Lichtblau S
Mount Sinai School of Medicine, New York, NY, USA.
Geriatrics. 2000 Apr;55(4):50-2, 55-6.
Primary care physicians can provide optimal care for their older patients with hip fracture when they are familiar with the repair techniques used by the orthopedic surgeon. For medically stable patients, surgical repair is now recommended 24 to 72 hours after the fracture. The type of surgery depends on the type of fracture and the degree of the patient's prefracture mobility; options range from simple percutaneous pinning to total hip replacement. Surgery is not advisable for bed-ridden or moribund patients, nor for those with very osteoporotic bones and extensively comminuted fractures.
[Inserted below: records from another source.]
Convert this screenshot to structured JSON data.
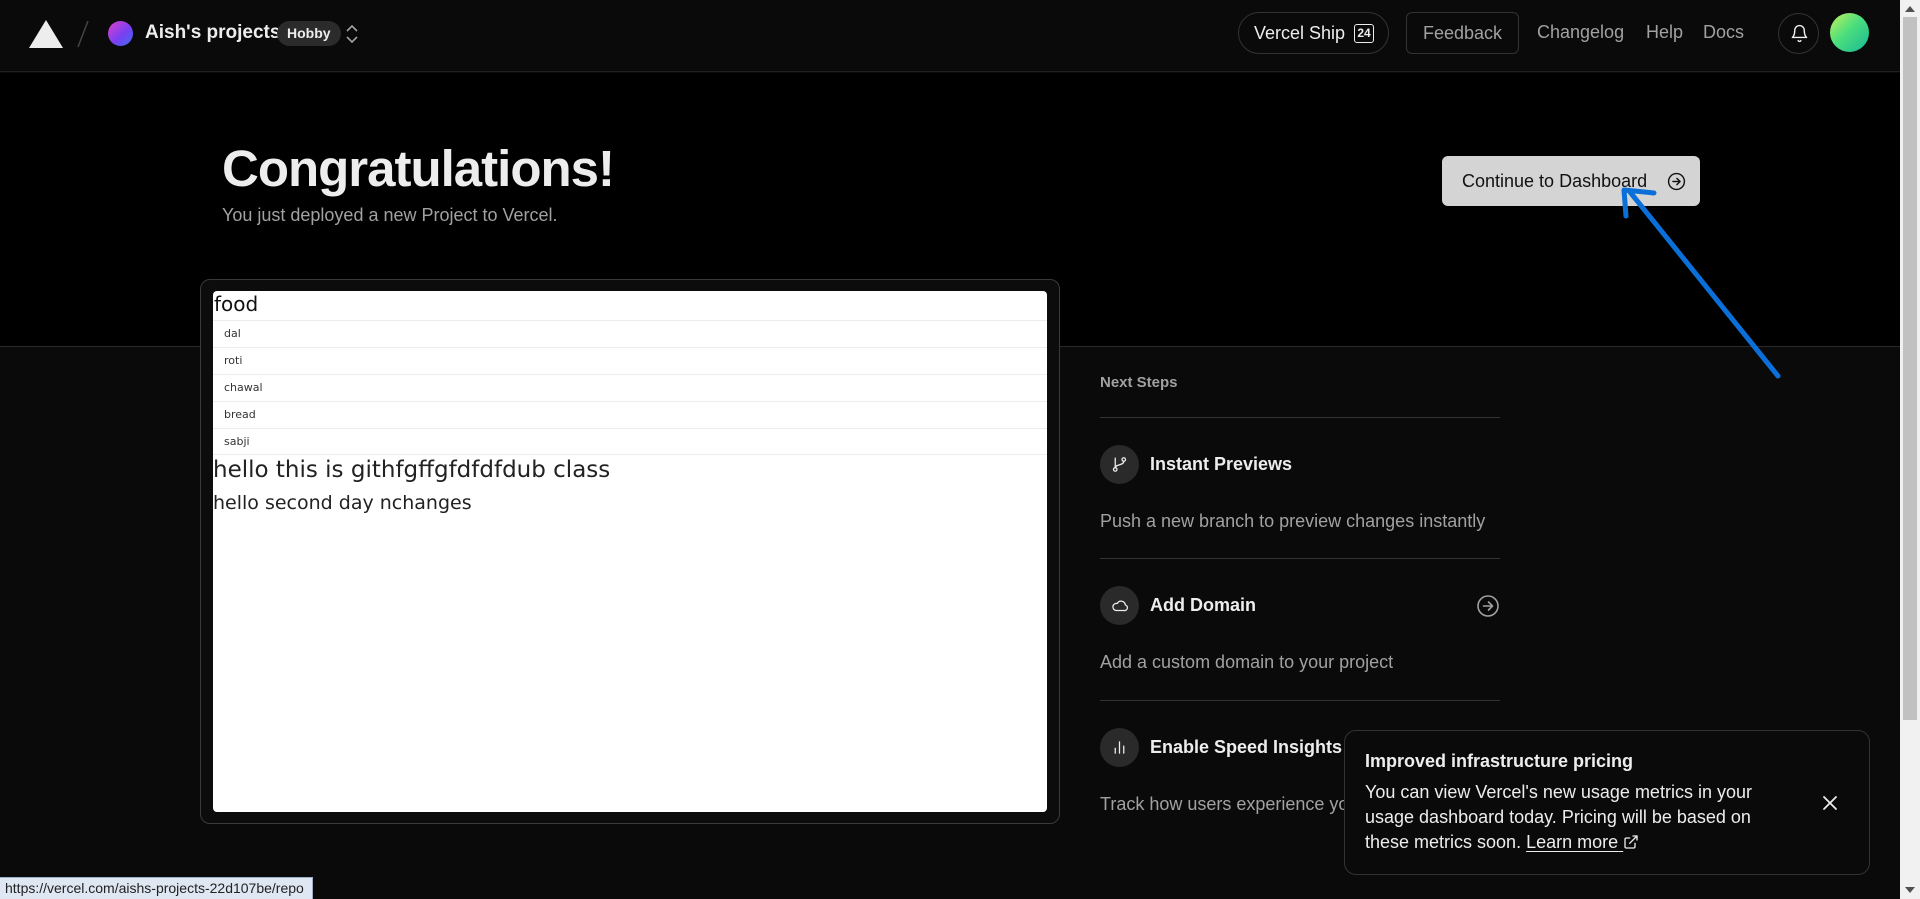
{
  "nav": {
    "team_name": "Aish's projects",
    "plan_badge": "Hobby",
    "ship_label": "Vercel Ship",
    "ship_badge": "24",
    "feedback_label": "Feedback",
    "links": [
      "Changelog",
      "Help",
      "Docs"
    ]
  },
  "hero": {
    "title": "Congratulations!",
    "subtitle": "You just deployed a new Project to Vercel.",
    "continue_label": "Continue to Dashboard"
  },
  "preview": {
    "heading": "food",
    "items": [
      "dal",
      "roti",
      "chawal",
      "bread",
      "sabji"
    ],
    "line1": "hello this is githfgffgfdfdfdub class",
    "line2": "hello second day nchanges"
  },
  "next_steps": {
    "label": "Next Steps",
    "steps": [
      {
        "title": "Instant Previews",
        "description": "Push a new branch to preview changes instantly",
        "icon": "git-branch-icon"
      },
      {
        "title": "Add Domain",
        "description": "Add a custom domain to your project",
        "icon": "cloud-icon"
      },
      {
        "title": "Enable Speed Insights",
        "description": "Track how users experience yo",
        "icon": "bar-chart-icon"
      }
    ]
  },
  "toast": {
    "title": "Improved infrastructure pricing",
    "body": "You can view Vercel's new usage metrics in your usage dashboard today. Pricing will be based on these metrics soon.",
    "link": "Learn more"
  },
  "status_url": "https://vercel.com/aishs-projects-22d107be/repo",
  "colors": {
    "background": "#0a0a0a",
    "hero_background": "#000000",
    "continue_button": "#d4d4d4",
    "annotation_arrow": "#0a6fd8",
    "text_muted": "#a1a1a1"
  }
}
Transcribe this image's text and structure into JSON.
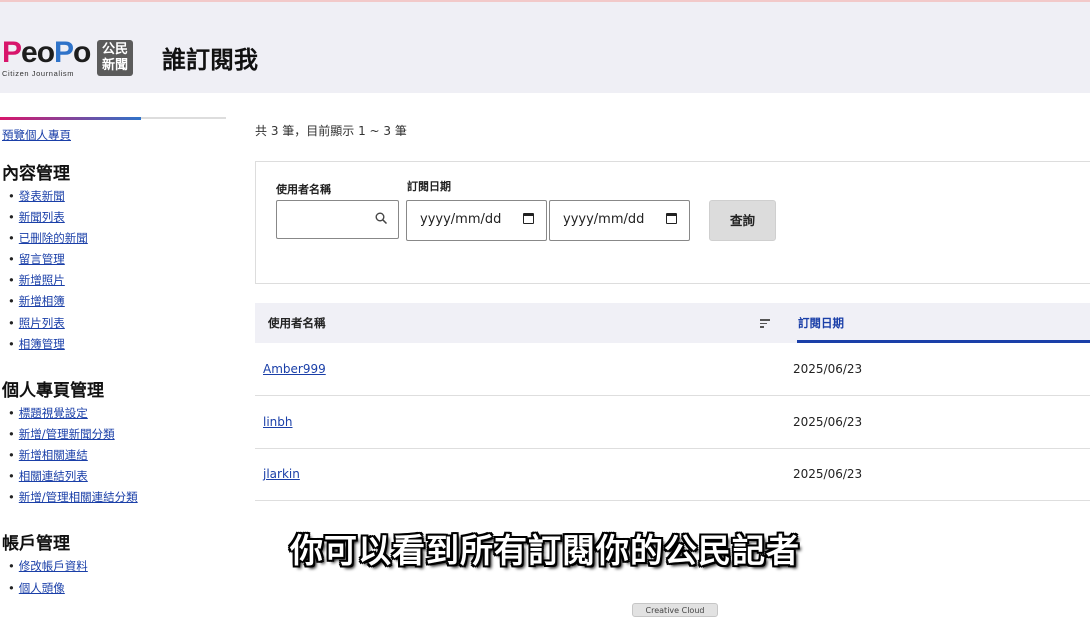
{
  "header": {
    "logo": {
      "word_p1": "P",
      "word_eo": "eo",
      "word_p2": "P",
      "word_o2": "o",
      "tagline": "Citizen Journalism",
      "badge_line1": "公民",
      "badge_line2": "新聞"
    },
    "title": "誰訂閱我"
  },
  "sidebar": {
    "preview_link": "預覽個人專頁",
    "sections": [
      {
        "heading": "內容管理",
        "items": [
          "發表新聞",
          "新聞列表",
          "已刪除的新聞",
          "留言管理",
          "新增照片",
          "新增相簿",
          "照片列表",
          "相簿管理"
        ]
      },
      {
        "heading": "個人專頁管理",
        "items": [
          "標題視覺設定",
          "新增/管理新聞分類",
          "新增相關連結",
          "相關連結列表",
          "新增/管理相關連結分類"
        ]
      },
      {
        "heading": "帳戶管理",
        "items": [
          "修改帳戶資料",
          "個人頭像"
        ]
      }
    ],
    "bullet": "•"
  },
  "results": {
    "count_text": "共 3 筆，目前顯示 1 ~ 3 筆"
  },
  "filter": {
    "username_label": "使用者名稱",
    "username_value": "",
    "date_label": "訂閱日期",
    "date_from_placeholder": "yyyy/mm/dd",
    "date_to_placeholder": "yyyy/mm/dd",
    "query_button": "查詢"
  },
  "table": {
    "columns": [
      "使用者名稱",
      "訂閱日期"
    ],
    "active_sort_column": "訂閱日期",
    "rows": [
      {
        "username": "Amber999",
        "date": "2025/06/23"
      },
      {
        "username": "linbh",
        "date": "2025/06/23"
      },
      {
        "username": "jlarkin",
        "date": "2025/06/23"
      }
    ]
  },
  "overlay": {
    "subtitle": "你可以看到所有訂閱你的公民記者",
    "taskbar_tab": "Creative Cloud"
  },
  "colors": {
    "accent": "#1a3fa8",
    "brand_pink": "#d8156b",
    "brand_blue": "#2f73c9",
    "header_bg": "#efeff5"
  }
}
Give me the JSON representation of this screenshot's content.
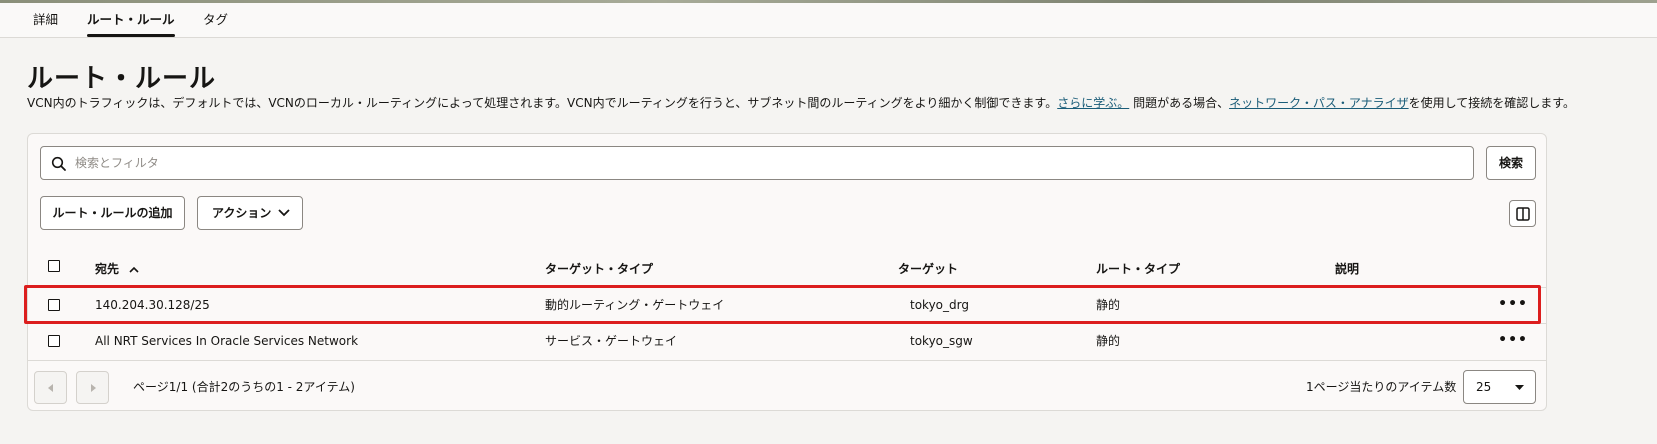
{
  "tabs": [
    {
      "label": "詳細"
    },
    {
      "label": "ルート・ルール",
      "active": true
    },
    {
      "label": "タグ"
    }
  ],
  "page": {
    "title": "ルート・ルール",
    "desc_part1": "VCN内のトラフィックは、デフォルトでは、VCNのローカル・ルーティングによって処理されます。VCN内でルーティングを行うと、サブネット間のルーティングをより細かく制御できます。",
    "learn_more": "さらに学ぶ。",
    "desc_part2": " 問題がある場合、",
    "analyzer_link": "ネットワーク・パス・アナライザ",
    "desc_part3": "を使用して接続を確認します。"
  },
  "search": {
    "placeholder": "検索とフィルタ",
    "button": "検索"
  },
  "toolbar": {
    "add_rule": "ルート・ルールの追加",
    "actions": "アクション"
  },
  "table": {
    "headers": {
      "destination": "宛先",
      "target_type": "ターゲット・タイプ",
      "target": "ターゲット",
      "route_type": "ルート・タイプ",
      "description": "説明"
    },
    "rows": [
      {
        "destination": "140.204.30.128/25",
        "target_type": "動的ルーティング・ゲートウェイ",
        "target": "tokyo_drg",
        "route_type": "静的",
        "description": "",
        "highlighted": true
      },
      {
        "destination": "All NRT Services In Oracle Services Network",
        "target_type": "サービス・ゲートウェイ",
        "target": "tokyo_sgw",
        "route_type": "静的",
        "description": ""
      }
    ],
    "more_label": "•••"
  },
  "pagination": {
    "info": "ページ1/1 (合計2のうちの1 - 2アイテム)",
    "per_page_label": "1ページ当たりのアイテム数",
    "per_page_value": "25"
  },
  "colors": {
    "highlight": "#dc1e1e",
    "link": "#1a5c78"
  }
}
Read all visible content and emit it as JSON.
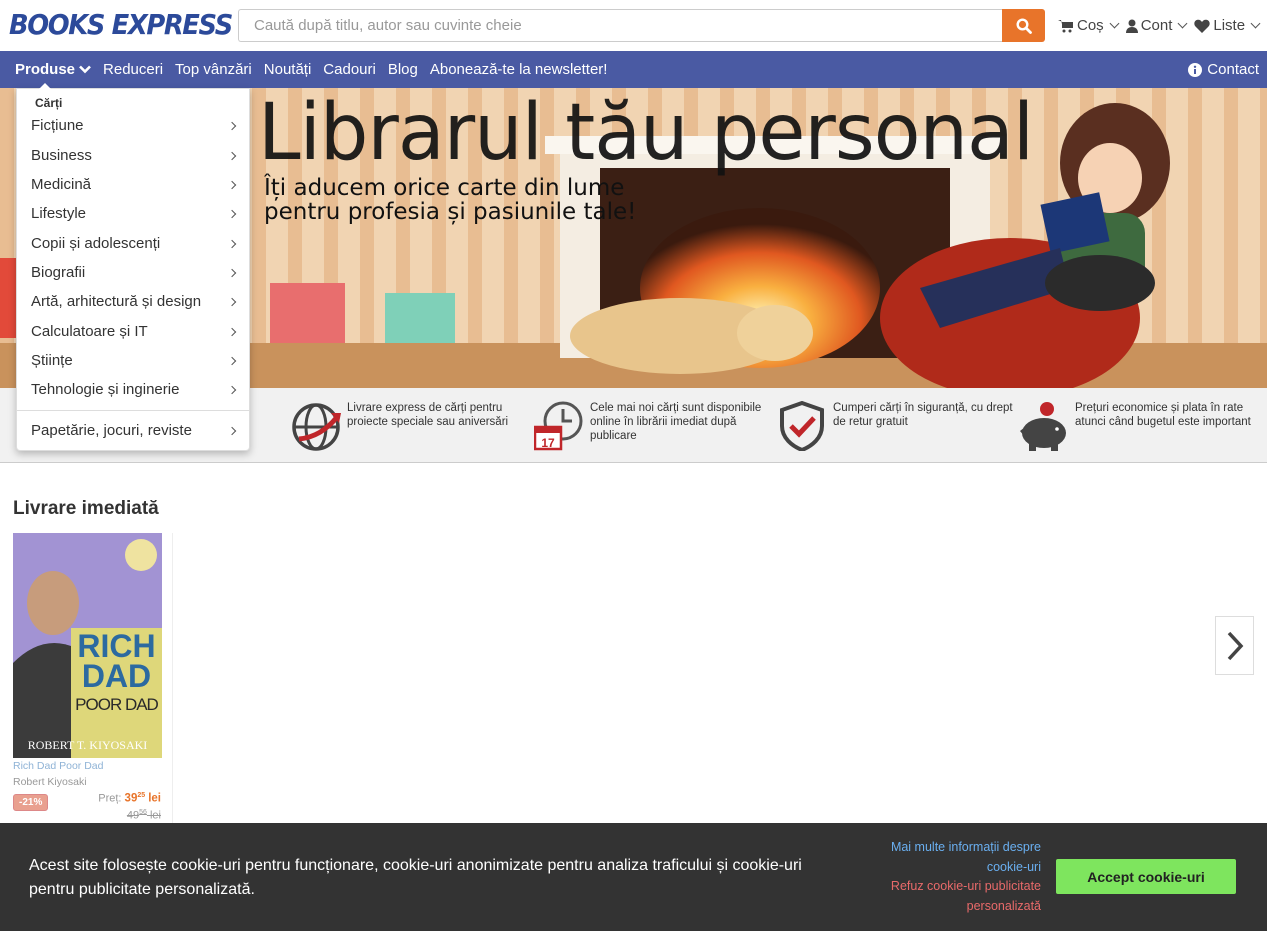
{
  "header": {
    "logo": "BOOKS EXPRESS",
    "search_placeholder": "Caută după titlu, autor sau cuvinte cheie",
    "cart_label": "Coș",
    "account_label": "Cont",
    "lists_label": "Liste"
  },
  "nav": {
    "products": "Produse",
    "items": [
      "Reduceri",
      "Top vânzări",
      "Noutăți",
      "Cadouri",
      "Blog",
      "Abonează-te la newsletter!"
    ],
    "contact": "Contact"
  },
  "hero": {
    "title": "Librarul tău personal",
    "subtitle_line1": "Îți aducem orice carte din lume",
    "subtitle_line2": "pentru profesia și pasiunile tale!"
  },
  "menu": {
    "heading": "Cărți",
    "items": [
      "Ficțiune",
      "Business",
      "Medicină",
      "Lifestyle",
      "Copii și adolescenți",
      "Biografii",
      "Artă, arhitectură și design",
      "Calculatoare și IT",
      "Științe",
      "Tehnologie și inginerie"
    ],
    "extra": "Papetărie, jocuri, reviste"
  },
  "features": [
    {
      "icon": "globe-delivery-icon",
      "text": "Livrare express de cărți pentru proiecte speciale sau aniversări"
    },
    {
      "icon": "clock-calendar-icon",
      "text": "Cele mai noi cărți sunt disponibile online în librării imediat după publicare"
    },
    {
      "icon": "shield-check-icon",
      "text": "Cumperi cărți în siguranță, cu drept de retur gratuit"
    },
    {
      "icon": "piggy-bank-icon",
      "text": "Prețuri economice și plata în rate atunci când bugetul este important"
    }
  ],
  "section": {
    "title": "Livrare imediată"
  },
  "book": {
    "cover_title": "RICH DAD",
    "cover_subtitle": "POOR DAD",
    "cover_author": "ROBERT T. KIYOSAKI",
    "title": "Rich Dad Poor Dad",
    "author": "Robert Kiyosaki",
    "discount": "-21%",
    "price_label": "Preț:",
    "price_int": "39",
    "price_dec": "25",
    "currency": "lei",
    "old_int": "49",
    "old_dec": "56",
    "old_currency": "lei"
  },
  "cookie": {
    "text": "Acest site folosește cookie-uri pentru funcționare, cookie-uri anonimizate pentru analiza traficului și cookie-uri pentru publicitate personalizată.",
    "more": "Mai multe informații despre cookie-uri",
    "refuse": "Refuz cookie-uri publicitate personalizată",
    "accept": "Accept cookie-uri"
  },
  "colors": {
    "nav_bg": "#4a5aa3",
    "accent": "#e8742a",
    "logo": "#2c4a9a",
    "accept_btn": "#7ee55e"
  }
}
Complications of a hip fracture and its surgical repair that require medical management include anemia, phlebitis, pulmonary embolism, decubitus ulcer, fluid or electrolyte imbalance, and pneumonia.
当初级保健医生熟悉骨科医生所采用的修复技术时,他们就能为老年髋部骨折患者提供最佳护理。对于病情稳定的患者,目前建议在骨折后24至72小时内进行手术修复。手术类型取决于骨折类型以及患者骨折前的活动能力程度;选择范围从简单的经皮穿针固定到全髋关节置换。对于卧床不起或濒死的患者,以及骨质疏松严重且骨折粉碎广泛的患者,手术并不适宜。髋部骨折及其手术修复需要药物治疗的并发症包括贫血、静脉炎、肺栓塞、褥疮、液体或电解质失衡以及肺炎。